WM schrieb:Besteht denn grundsätzlich die Möglichkeit, dass in einem solchen Verfahren noch ein damaliger Ermittler als Zeuge auftreten würde?
Ja, im WAV von Ulvi Kulac wurden meiner Erinnerung nach auch ehem. Ermittler vernommen.
WM schrieb:Es ist ja nicht so, dass es diesen Verdacht ermittlungsintern nie gegeben hätte.
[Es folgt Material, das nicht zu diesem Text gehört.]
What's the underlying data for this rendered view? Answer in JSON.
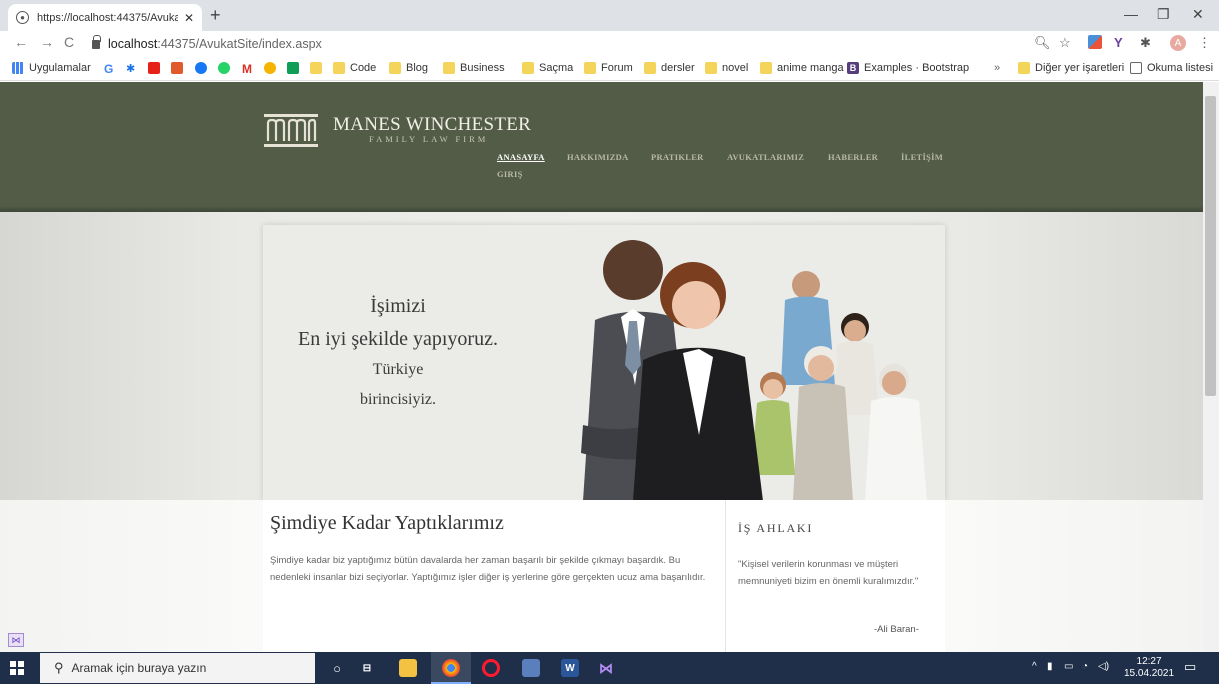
{
  "browser": {
    "tab_title": "https://localhost:44375/AvukatSi",
    "url_host": "localhost",
    "url_rest": ":44375/AvukatSite/index.aspx",
    "bookmarks": [
      {
        "label": "Uygulamalar",
        "icon": "apps-grid-icon"
      },
      {
        "label": "Code",
        "icon": "folder-icon"
      },
      {
        "label": "Blog",
        "icon": "folder-icon"
      },
      {
        "label": "Business",
        "icon": "folder-icon"
      },
      {
        "label": "Saçma",
        "icon": "folder-icon"
      },
      {
        "label": "Forum",
        "icon": "folder-icon"
      },
      {
        "label": "dersler",
        "icon": "folder-icon"
      },
      {
        "label": "novel",
        "icon": "folder-icon"
      },
      {
        "label": "anime manga",
        "icon": "folder-icon"
      },
      {
        "label": "Examples · Bootstrap",
        "icon": "bootstrap-icon"
      }
    ],
    "other_bookmarks": "Diğer yer işaretleri",
    "reading_list": "Okuma listesi",
    "avatar_letter": "A"
  },
  "site": {
    "brand_name": "MANES WINCHESTER",
    "brand_tagline": "FAMILY LAW FIRM",
    "nav": [
      {
        "label": "ANASAYFA",
        "active": true
      },
      {
        "label": "HAKKIMIZDA",
        "active": false
      },
      {
        "label": "PRATIKLER",
        "active": false
      },
      {
        "label": "AVUKATLARIMIZ",
        "active": false
      },
      {
        "label": "HABERLER",
        "active": false
      },
      {
        "label": "İLETİŞİM",
        "active": false
      },
      {
        "label": "GIRIŞ",
        "active": false
      }
    ],
    "hero": {
      "line1": "İşimizi",
      "line2": "En iyi şekilde yapıyoruz.",
      "line3": "Türkiye",
      "line4": "birincisiyiz."
    },
    "section_title": "Şimdiye Kadar Yaptıklarımız",
    "section_body": "Şimdiye kadar biz yaptığımız bütün davalarda her zaman başarılı bir şekilde çıkmayı başardık. Bu nedenleki insanlar bizi seçiyorlar. Yaptığımız işler diğer iş yerlerine göre gerçekten ucuz ama başarılıdır.",
    "side_title": "İŞ AHLAKI",
    "side_quote": "\"Kişisel verilerin korunması ve müşteri memnuniyeti bizim en önemli kuralımızdır.\"",
    "side_author": "-Ali Baran-"
  },
  "taskbar": {
    "search_placeholder": "Aramak için buraya yazın",
    "time": "12:27",
    "date": "15.04.2021"
  },
  "colors": {
    "header_bg": "#525c47",
    "hero_bg": "#ebebe8",
    "taskbar_bg": "#1f2f4a"
  }
}
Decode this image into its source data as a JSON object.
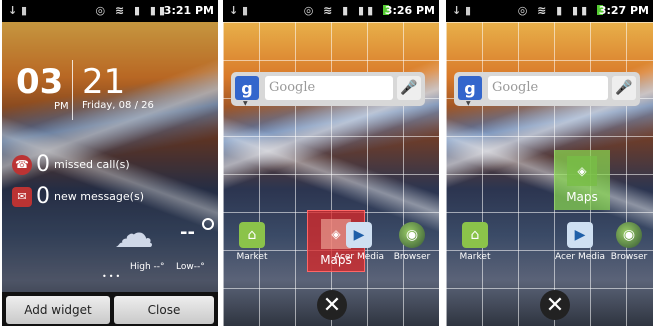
{
  "screens": [
    {
      "status": {
        "time": "3:21 PM"
      },
      "clock": {
        "hour": "03",
        "ampm": "PM",
        "minute": "21",
        "date": "Friday, 08 / 26"
      },
      "notifications": [
        {
          "count": "0",
          "label": "missed call(s)",
          "icon": "missed-call-icon"
        },
        {
          "count": "0",
          "label": "new message(s)",
          "icon": "message-icon"
        }
      ],
      "weather": {
        "temp": "--",
        "high": "High --°",
        "low": "Low--°"
      },
      "page_dots": "•••",
      "buttons": {
        "add_widget": "Add widget",
        "close": "Close"
      }
    },
    {
      "status": {
        "time": "3:26 PM"
      },
      "search": {
        "placeholder": "Google"
      },
      "apps": [
        "Market",
        "Acer Media",
        "Browser"
      ],
      "dragging": "Maps",
      "delete_icon": "✕"
    },
    {
      "status": {
        "time": "3:27 PM"
      },
      "search": {
        "placeholder": "Google"
      },
      "apps": [
        "Market",
        "Acer Media",
        "Browser"
      ],
      "dropped": "Maps",
      "delete_icon": "✕"
    }
  ],
  "colors": {
    "accent_green": "#5c3",
    "google_blue": "#3366cc",
    "drag_red": "#dc2828",
    "drop_green": "#8cdc50"
  }
}
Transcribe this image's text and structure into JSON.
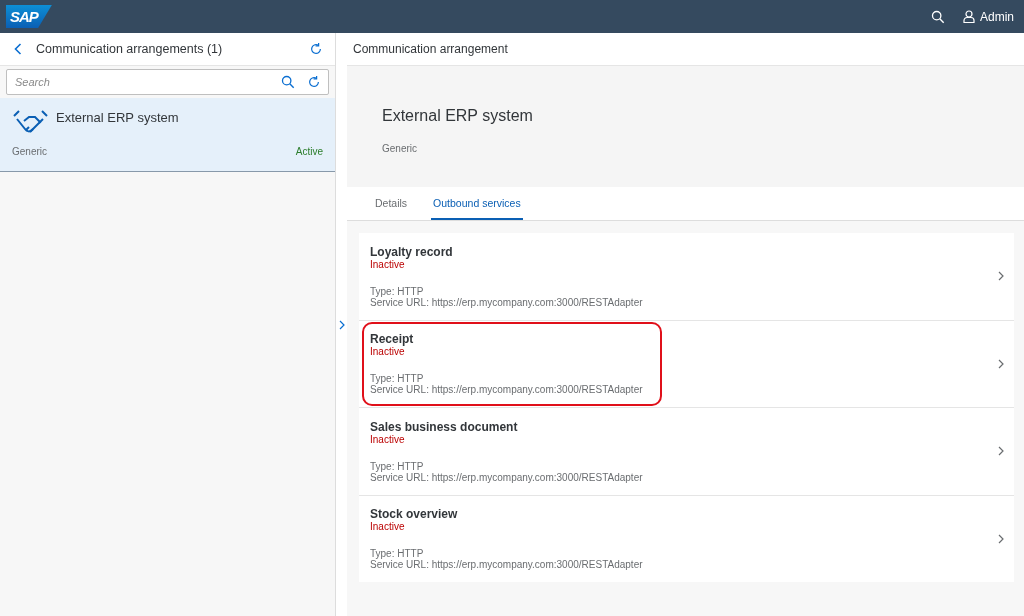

Grillage schrieb:Die "Augen vor etwas zu verschließen" ist etwas komplett anderes als "jemanden zu decken". Das eine ist passiv, dass andere ist aktiv. Während einem Augen verschließen ein "nicht wahrhaben wollen" zugrundeliegen kann, ist jemanden zu decken eine aktive Handlung und grenzt bei derart schlimmen Straftaten, wie sie Strate und MB hier dem Schwager unterstellen, schon an eine Mittäterschaft.
Ich hab das von Anfang an so verstanden wie Du in diesem Beitrag erklärst, und dachte Du beziehst dich auf diese Passage hier:
Seite 132 Die Geschichte von der nachts schreienden Karola, über die Raymond und Brigitte Elliott am 11. August 2086 (eine Woche nach dem Tode der Kinder) berichten, war wahrscheinlich nur die halbe Wahrheit.
Hier wird nämlich ja mMn bereits suggeriert, dass auch Schwester Brigitte nicht die Wahrheit gesagt haben könnte, um ihren Mann zu decken.
Aber mal was anderes, und zwar dieser angebliche Drogenkonsum von RE:
In den court records steht, daß er nach eigenen Angaben von 1980-1981 Methamphetamin konsumiert (Anm.: Es existiert wohl einen Polizeibericht in dem ein Mitbewohner, oder Zimmerkollege ausgesagt hatte, daß er Meth nahm (Strate schreibt auf Seite 134 dass dies schon 1978 gewesen sei)
1982 geht er in die Army, und ab da musste er eigentlich täglich mit random Drogen-und Urintests rechnen; und gerade im Ausland war die US-army extrem streng mit allem was das Ansehen irgendwie beschmutzen konnte. Ich kenne das sogar noch aus den 80-igern, daß die MP (Military Police) die Lokale und /oder Volksfeste ablief und aufpasste, aus Erzählungen weiß ich, dass die durchaus auch mal welche raus holten, vor Ort bestraften und in der Kaserne gabs dann richtig Zoff.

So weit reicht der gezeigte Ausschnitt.